Part of the constitutional requirements for political parties is that they have a democratically elected governing body as well as promote and practice democracy through holding regular, fair and free elections within the party.
The Orange Democratic Movement (ODM) recently had its grassroots election in fulfilment of this constitutional requirement. The election saw a repudiation seasoned, party “heavy weights” and long- term political party incumbents. Instead of electing the “usual suspects” registered party members chose to elect new comers to lead the party at constituency level. One of the papers termed the party’s grassroots election outcomes as “a series of upsets and surprises.” Clearly the unseating of the long-term party officials is not a common occurrence.

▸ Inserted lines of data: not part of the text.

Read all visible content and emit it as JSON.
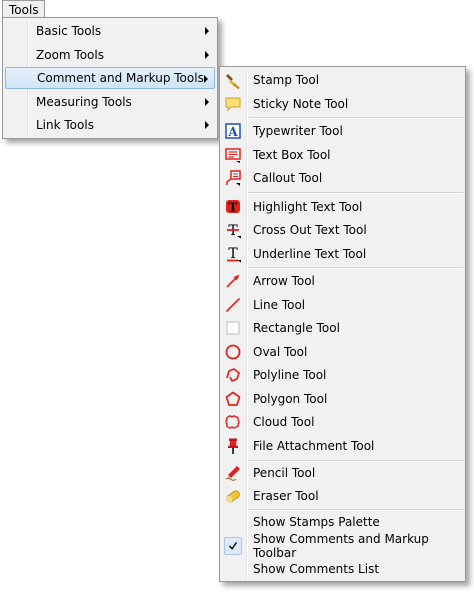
{
  "menubar": {
    "tools_label": "Tools"
  },
  "tools_menu": {
    "items": [
      {
        "label": "Basic Tools"
      },
      {
        "label": "Zoom Tools"
      },
      {
        "label": "Comment and Markup Tools"
      },
      {
        "label": "Measuring Tools"
      },
      {
        "label": "Link Tools"
      }
    ]
  },
  "comment_menu": {
    "items": [
      {
        "label": "Stamp Tool",
        "icon": "stamp-icon"
      },
      {
        "label": "Sticky Note Tool",
        "icon": "sticky-note-icon"
      },
      {
        "label": "Typewriter Tool",
        "icon": "typewriter-icon"
      },
      {
        "label": "Text Box Tool",
        "icon": "text-box-icon"
      },
      {
        "label": "Callout Tool",
        "icon": "callout-icon"
      },
      {
        "label": "Highlight Text Tool",
        "icon": "highlight-text-icon"
      },
      {
        "label": "Cross Out Text Tool",
        "icon": "cross-out-text-icon"
      },
      {
        "label": "Underline Text Tool",
        "icon": "underline-text-icon"
      },
      {
        "label": "Arrow Tool",
        "icon": "arrow-icon"
      },
      {
        "label": "Line Tool",
        "icon": "line-icon"
      },
      {
        "label": "Rectangle Tool",
        "icon": "rectangle-icon"
      },
      {
        "label": "Oval Tool",
        "icon": "oval-icon"
      },
      {
        "label": "Polyline Tool",
        "icon": "polyline-icon"
      },
      {
        "label": "Polygon Tool",
        "icon": "polygon-icon"
      },
      {
        "label": "Cloud Tool",
        "icon": "cloud-icon"
      },
      {
        "label": "File Attachment Tool",
        "icon": "pushpin-icon"
      },
      {
        "label": "Pencil Tool",
        "icon": "pencil-icon"
      },
      {
        "label": "Eraser Tool",
        "icon": "eraser-icon"
      },
      {
        "label": "Show Stamps Palette"
      },
      {
        "label": "Show Comments and Markup Toolbar",
        "checked": true,
        "icon": "checkmark-icon"
      },
      {
        "label": "Show Comments List"
      }
    ]
  },
  "colors": {
    "highlight": "#cfe4f7",
    "menu_bg": "#f1f1f1",
    "icon_red": "#e0211c",
    "icon_blue": "#1f4fb8"
  }
}
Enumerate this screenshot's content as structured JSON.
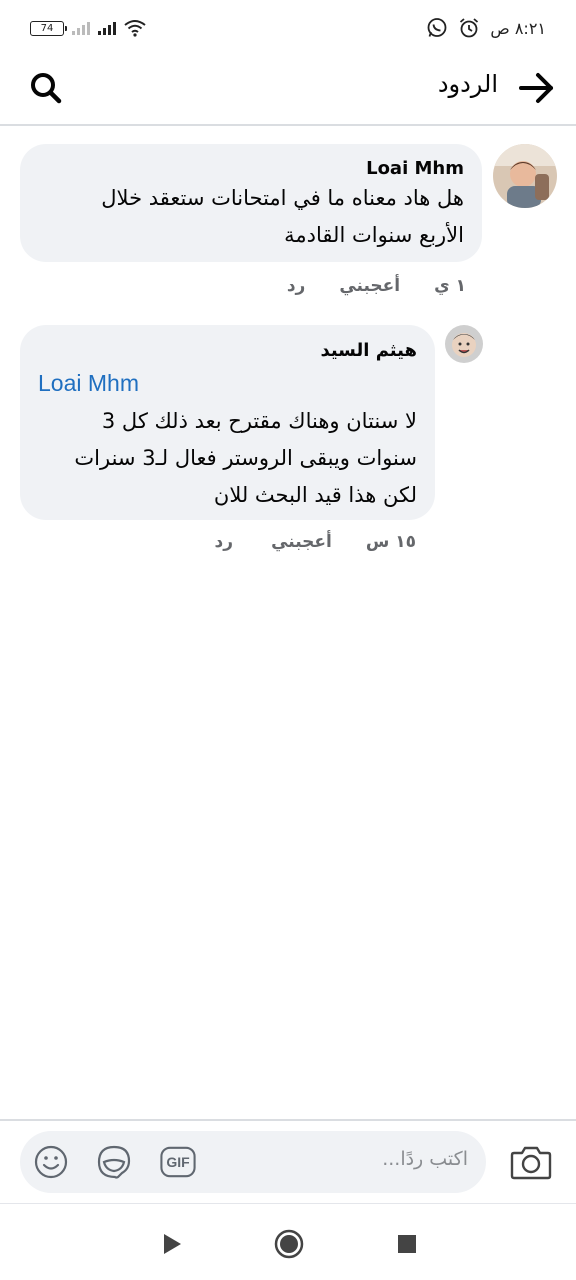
{
  "status_bar": {
    "time": "٨:٢١ ص",
    "battery": "74"
  },
  "header": {
    "title": "الردود"
  },
  "comments": [
    {
      "author": "Loai Mhm",
      "lines": [
        "هل هاد معناه ما في امتحانات ستعقد خلال",
        "الأربع سنوات القادمة"
      ],
      "time": "١ ي",
      "like": "أعجبني",
      "reply": "رد"
    },
    {
      "author": "هيثم السيد",
      "mention": "Loai Mhm",
      "lines": [
        "لا سنتان وهناك مقترح بعد ذلك كل 3",
        "سنوات ويبقى الروستر فعال لـ3 سنرات",
        "لكن هذا قيد البحث للان"
      ],
      "time": "١٥ س",
      "like": "أعجبني",
      "reply": "رد"
    }
  ],
  "composer": {
    "placeholder": "اكتب ردًا...",
    "gif_label": "GIF"
  },
  "colors": {
    "bubble": "#f0f2f5",
    "mention": "#1f6fc0",
    "meta": "#65676b"
  }
}
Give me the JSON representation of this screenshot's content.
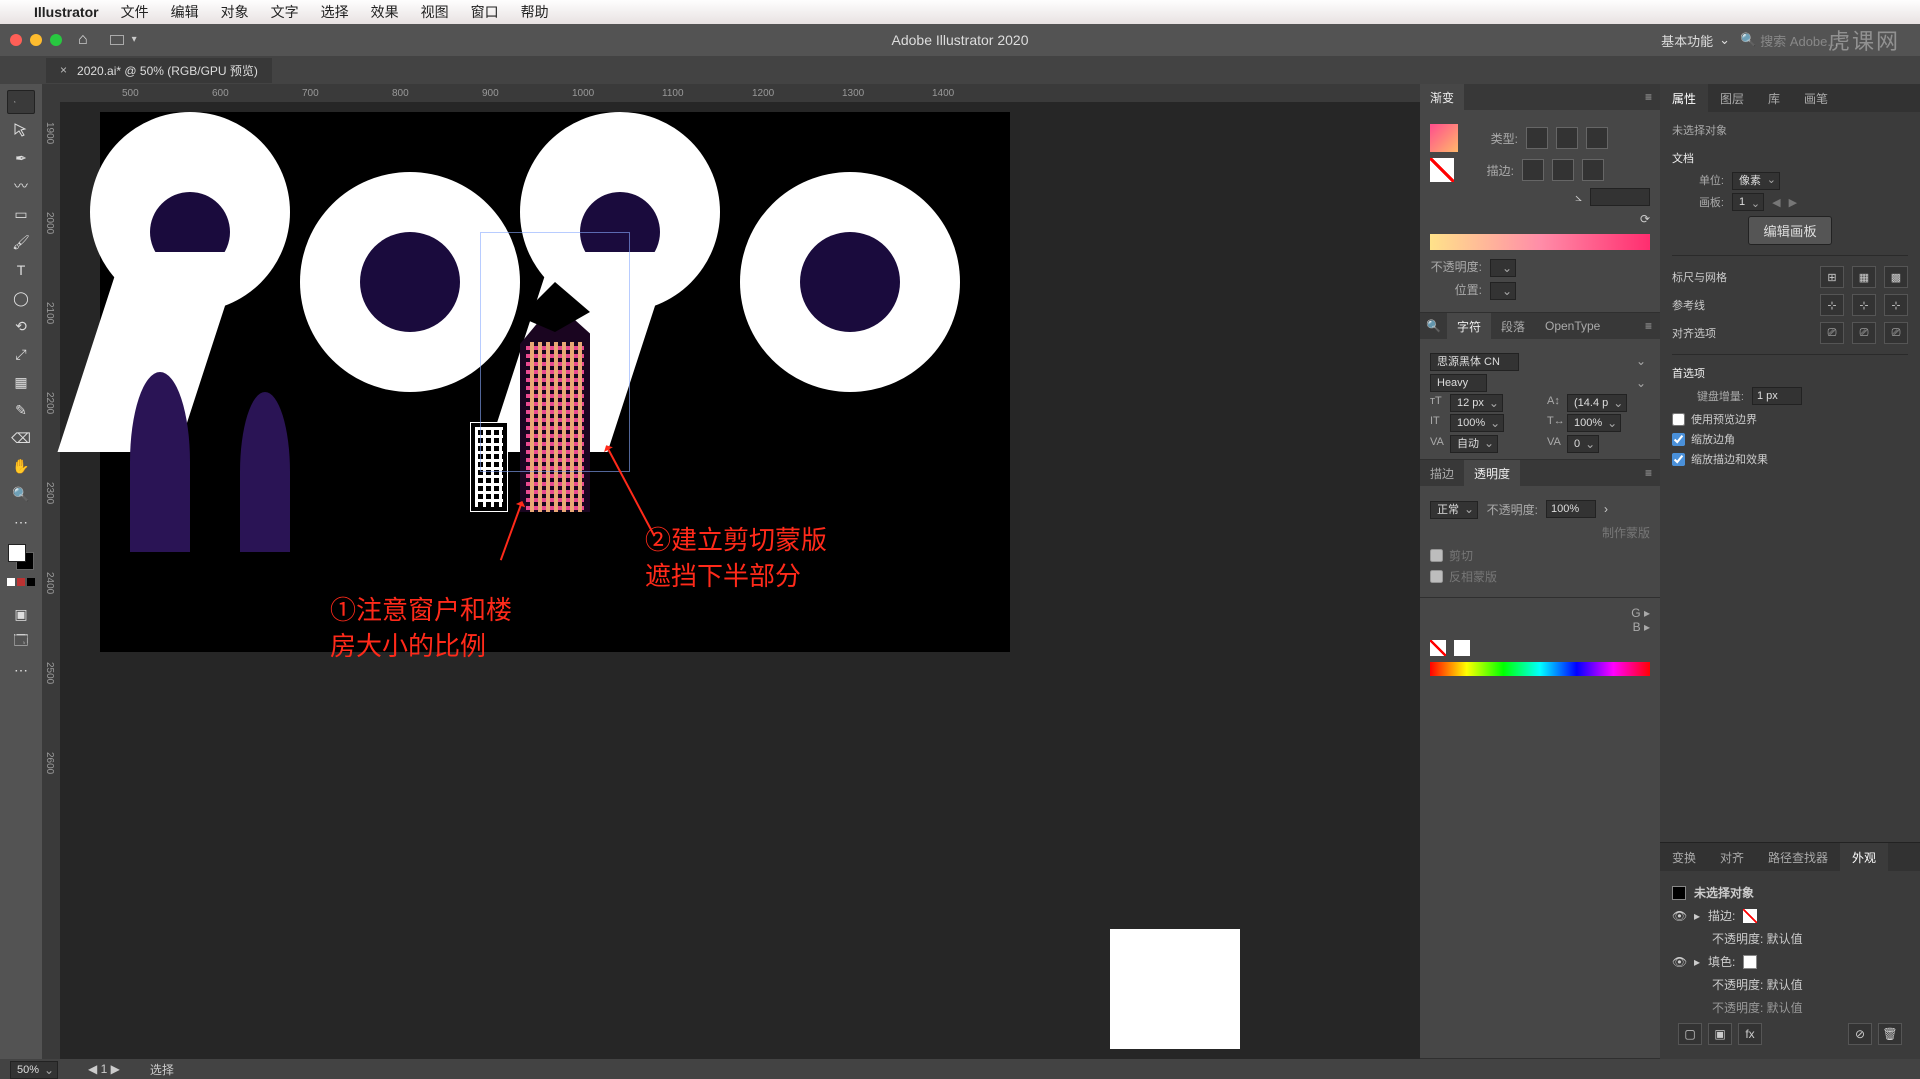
{
  "mac_menu": {
    "apple": "",
    "app": "Illustrator",
    "items": [
      "文件",
      "编辑",
      "对象",
      "文字",
      "选择",
      "效果",
      "视图",
      "窗口",
      "帮助"
    ]
  },
  "titlebar": {
    "title": "Adobe Illustrator 2020",
    "workspace": "基本功能",
    "search_placeholder": "搜索 Adobe..."
  },
  "watermark": "虎课网",
  "doctab": {
    "name": "2020.ai* @ 50% (RGB/GPU 预览)"
  },
  "ruler_h": [
    "500",
    "600",
    "700",
    "800",
    "900",
    "1000",
    "1100",
    "1200",
    "1300",
    "1400"
  ],
  "ruler_v": [
    "1900",
    "2000",
    "2100",
    "2200",
    "2300",
    "2400",
    "2500",
    "2600"
  ],
  "annotations": {
    "a1_l1": "①注意窗户和楼",
    "a1_l2": "房大小的比例",
    "a2_l1": "②建立剪切蒙版",
    "a2_l2": "遮挡下半部分"
  },
  "gradient": {
    "tab": "渐变",
    "type_label": "类型:",
    "stroke_label": "描边:",
    "opacity_label": "不透明度:",
    "position_label": "位置:"
  },
  "character": {
    "tab_char": "字符",
    "tab_para": "段落",
    "tab_ot": "OpenType",
    "font": "思源黑体 CN",
    "weight": "Heavy",
    "size": "12 px",
    "leading": "(14.4 p",
    "hscale": "100%",
    "vscale": "100%",
    "kerning": "自动",
    "tracking": "0"
  },
  "trans": {
    "tab_stroke": "描边",
    "tab_trans": "透明度",
    "blend": "正常",
    "opacity_label": "不透明度:",
    "opacity": "100%",
    "make_mask": "制作蒙版",
    "clip": "剪切",
    "invert": "反相蒙版"
  },
  "props": {
    "tab_props": "属性",
    "tab_layers": "图层",
    "tab_lib": "库",
    "tab_brush": "画笔",
    "no_sel": "未选择对象",
    "doc": "文档",
    "unit_label": "单位:",
    "unit": "像素",
    "artboard_label": "画板:",
    "artboard": "1",
    "edit_artboard": "编辑画板",
    "ruler_grid": "标尺与网格",
    "guides": "参考线",
    "align": "对齐选项",
    "prefs": "首选项",
    "kb_inc_label": "键盘增量:",
    "kb_inc": "1 px",
    "cb1": "使用预览边界",
    "cb2": "缩放边角",
    "cb3": "缩放描边和效果"
  },
  "appearance": {
    "tab_trans": "变换",
    "tab_align": "对齐",
    "tab_path": "路径查找器",
    "tab_app": "外观",
    "no_sel": "未选择对象",
    "stroke": "描边:",
    "op_default": "不透明度: 默认值",
    "fill": "填色:",
    "op_default2": "不透明度: 默认值",
    "op_default3": "不透明度: 默认值"
  },
  "status": {
    "zoom": "50%",
    "artboard_nav": "1",
    "mid": "选择"
  },
  "colors": {
    "accent": "#ff2a1a"
  }
}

The Interim Independent Electoral Commission Registered Political Parties List for 2011 contains 47 registered political parties. As the political parties comply with the constitutional requirement to have democratically elected governing body and hold free and fair elections within the party it will be interesting to see if the unseating of the seasoned politicians from political party leadership continues across the board.
The unseating of political party incumbents is not just an ODM grassroots elections phenomenon. In the several by-elections that have been a result of election petitions filed since the general election of 2007 few incumbents have won back their electoral seats. So whether or not one sees political party grassroots elections as being significant the signal from the electorate to the elected is clear things have got to change.